Over 20 years ago Dad bought a pencil drawing of dancers that won a student award at a college for American art. He is now a founder of a dance company and has led one before he retired.
Three of his paintings (he took up painting at age 80) are beautifully framed and on our walls. I think of him every day. No, I see him in his art every day. When I take down the dog’s leash five times a day I see dance, Tuscany, and images of Aboriginal art.
As to the nunnery table, my father is Lutheran but was hired as president of a Catholic college with much vitriol. Then he went to a Protestant place as president and received hate mail about my mother, who was Catholic. So now we’ll have a nunnery desk. What goes around, comes around.
Around age seven my little sister and I left school every week to go to CCD, Catholic doctrine taught by nuns, you know, joyful and sorrowful mysteries to memorize. One day the Sister passed out envelopes from St. Joseph’s, 52 weeks, with our names on them so they knew we went to Mass there every week and could count our donations.
My sister declined, several times. Sister finally asked why. My little sister said “we go to St. Matthews.” Have you ever seen a nun looking like a deer in the headlights? A seven year-old girl sent her there.
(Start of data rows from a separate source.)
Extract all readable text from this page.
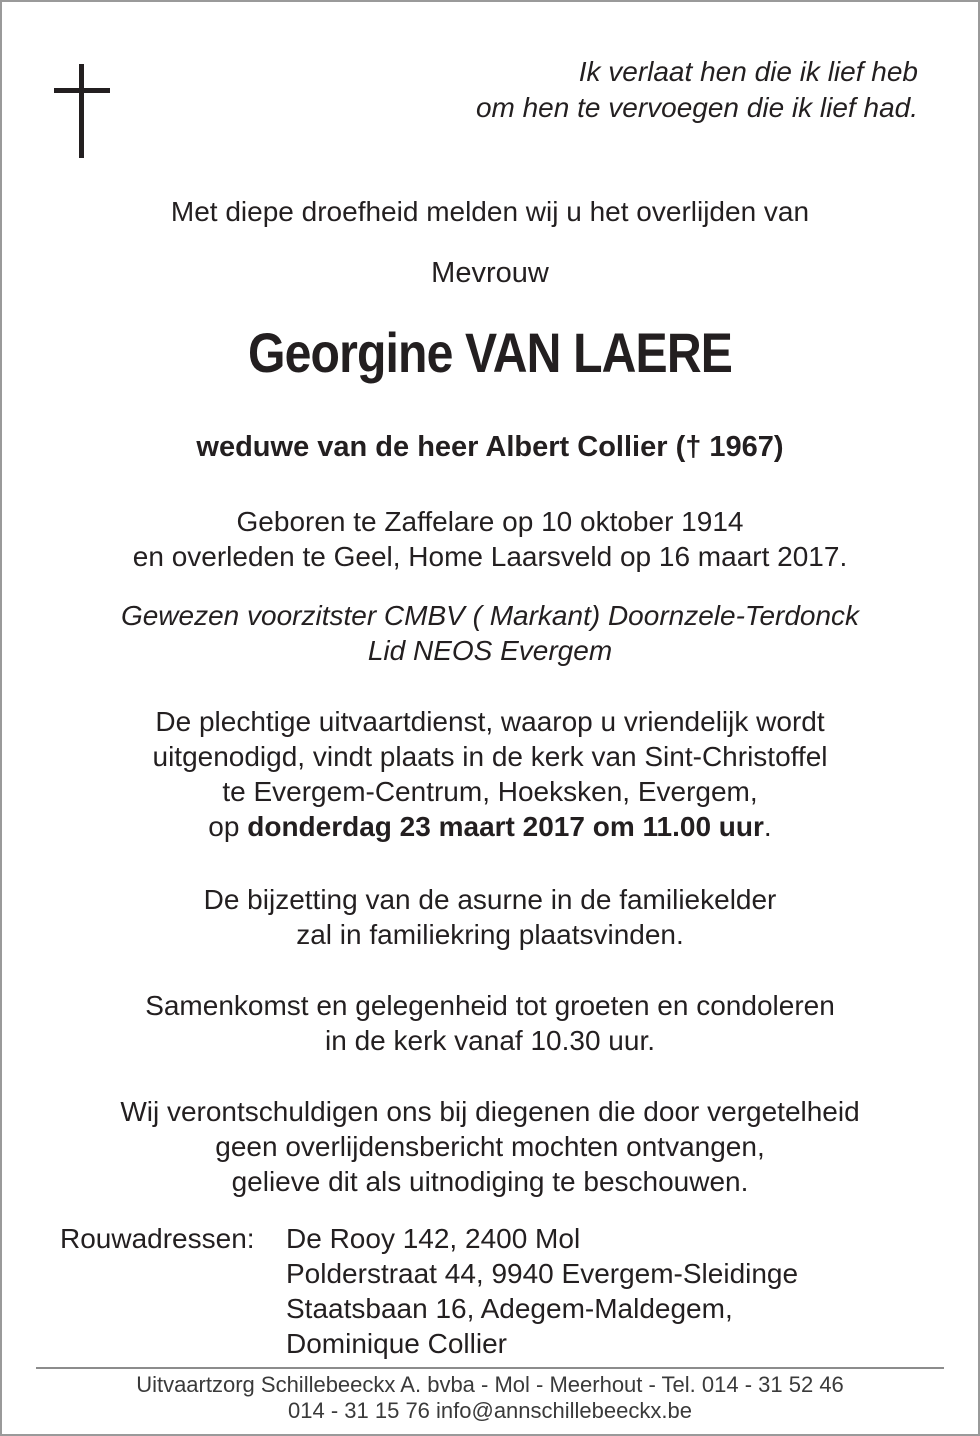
Ik verlaat hen die ik lief heb
om hen te vervoegen die ik lief had.
Met diepe droefheid melden wij u het overlijden van
Mevrouw
Georgine VAN LAERE
weduwe van de heer Albert Collier († 1967)
Geboren te Zaffelare op 10 oktober 1914
en overleden te Geel, Home Laarsveld op 16 maart 2017.
Gewezen voorzitster CMBV ( Markant) Doornzele-Terdonck
Lid NEOS Evergem
De plechtige uitvaartdienst, waarop u vriendelijk wordt
uitgenodigd, vindt plaats in de kerk van Sint-Christoffel
te Evergem-Centrum, Hoeksken, Evergem,
op donderdag 23 maart 2017 om 11.00 uur.
De bijzetting van de asurne in de familiekelder
zal in familiekring plaatsvinden.
Samenkomst en gelegenheid tot groeten en condoleren
in de kerk vanaf 10.30 uur.
Wij verontschuldigen ons bij diegenen die door vergetelheid
geen overlijdensbericht mochten ontvangen,
gelieve dit als uitnodiging te beschouwen.
Rouwadressen: De Rooy 142, 2400 Mol
Polderstraat 44, 9940 Evergem-Sleidinge
Staatsbaan 16, Adegem-Maldegem,
Dominique Collier
Uitvaartzorg Schillebeeckx A. bvba - Mol - Meerhout - Tel. 014 - 31 52 46
014 - 31 15 76 info@annschillebeeckx.be
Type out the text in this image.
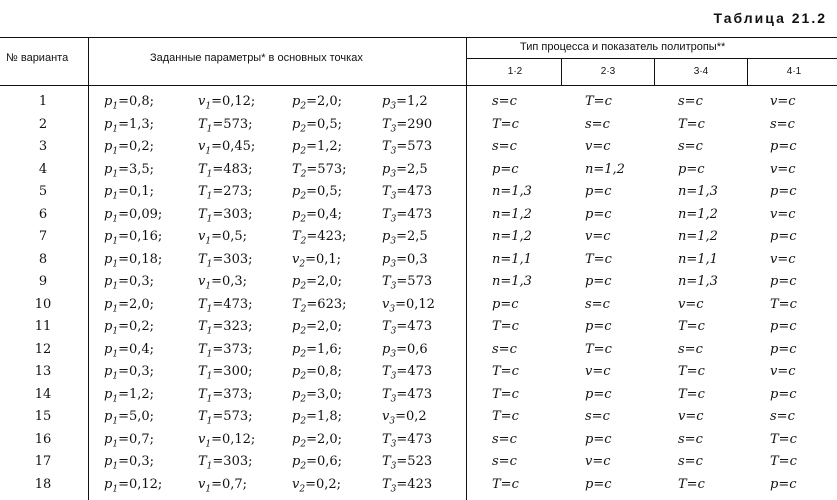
Таблица 21.2
№ варианта	Заданные параметры* в основных точках
Тип процесса и показатель политропы**
1·2	2·3	3·4	4·1
1	$p_1=0,8$;	$v_1=0,12$;	$p_2=2,0$;	$p_3=1,2$	s=c	T=c	s=c	v=c
2	$p_1=1,3$;	$T_1=573$;	$p_2=0,5$;	$T_3=290$	T=c	s=c	T=c	s=c
3	$p_1=0,2$;	$v_1=0,45$;	$p_2=1,2$;	$T_3=573$	s=c	v=c	s=c	p=c
4	$p_1=3,5$;	$T_1=483$;	$T_2=573$;	$p_3=2,5$	p=c	n=1,2	p=c	v=c
5	$p_1=0,1$;	$T_1=273$;	$p_2=0,5$;	$T_3=473$	n=1,3	p=c	n=1,3	p=c
6	$p_1=0,09$;	$T_1=303$;	$p_2=0,4$;	$T_3=473$	n=1,2	p=c	n=1,2	v=c
7	$p_1=0,16$;	$v_1=0,5$;	$T_2=423$;	$p_3=2,5$	n=1,2	v=c	n=1,2	p=c
8	$p_1=0,18$;	$T_1=303$;	$v_2=0,1$;	$p_3=0,3$	n=1,1	T=c	n=1,1	v=c
9	$p_1=0,3$;	$v_1=0,3$;	$p_2=2,0$;	$T_3=573$	n=1,3	p=c	n=1,3	p=c
10	$p_1=2,0$;	$T_1=473$;	$T_2=623$;	$v_3=0,12$	p=c	s=c	v=c	T=c
11	$p_1=0,2$;	$T_1=323$;	$p_2=2,0$;	$T_3=473$	T=c	p=c	T=c	p=c
12	$p_1=0,4$;	$T_1=373$;	$p_2=1,6$;	$p_3=0,6$	s=c	T=c	s=c	p=c
13	$p_1=0,3$;	$T_1=300$;	$p_2=0,8$;	$T_3=473$	T=c	v=c	T=c	v=c
14	$p_1=1,2$;	$T_1=373$;	$p_2=3,0$;	$T_3=473$	T=c	p=c	T=c	p=c
15	$p_1=5,0$;	$T_1=573$;	$p_2=1,8$;	$v_3=0,2$	T=c	s=c	v=c	s=c
16	$p_1=0,7$;	$v_1=0,12$;	$p_2=2,0$;	$T_3=473$	s=c	p=c	s=c	T=c
17	$p_1=0,3$;	$T_1=303$;	$p_2=0,6$;	$T_3=523$	s=c	v=c	s=c	T=c
18	$p_1=0,12$;	$v_1=0,7$;	$v_2=0,2$;	$T_3=423$	T=c	p=c	T=c	p=c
I do think we know where the nun’s teaching table will be placed. Now, I must alter this altar to food to include a trip to the hardware store for a proper ruler, just in case there are errant students who need discipline. This is a long one, but worthwhile, Dee
I plan to leave an apple for the teacher, plus the knuckle-rapping ruler, and promise not to wear patent leather shoes as they may reflect up.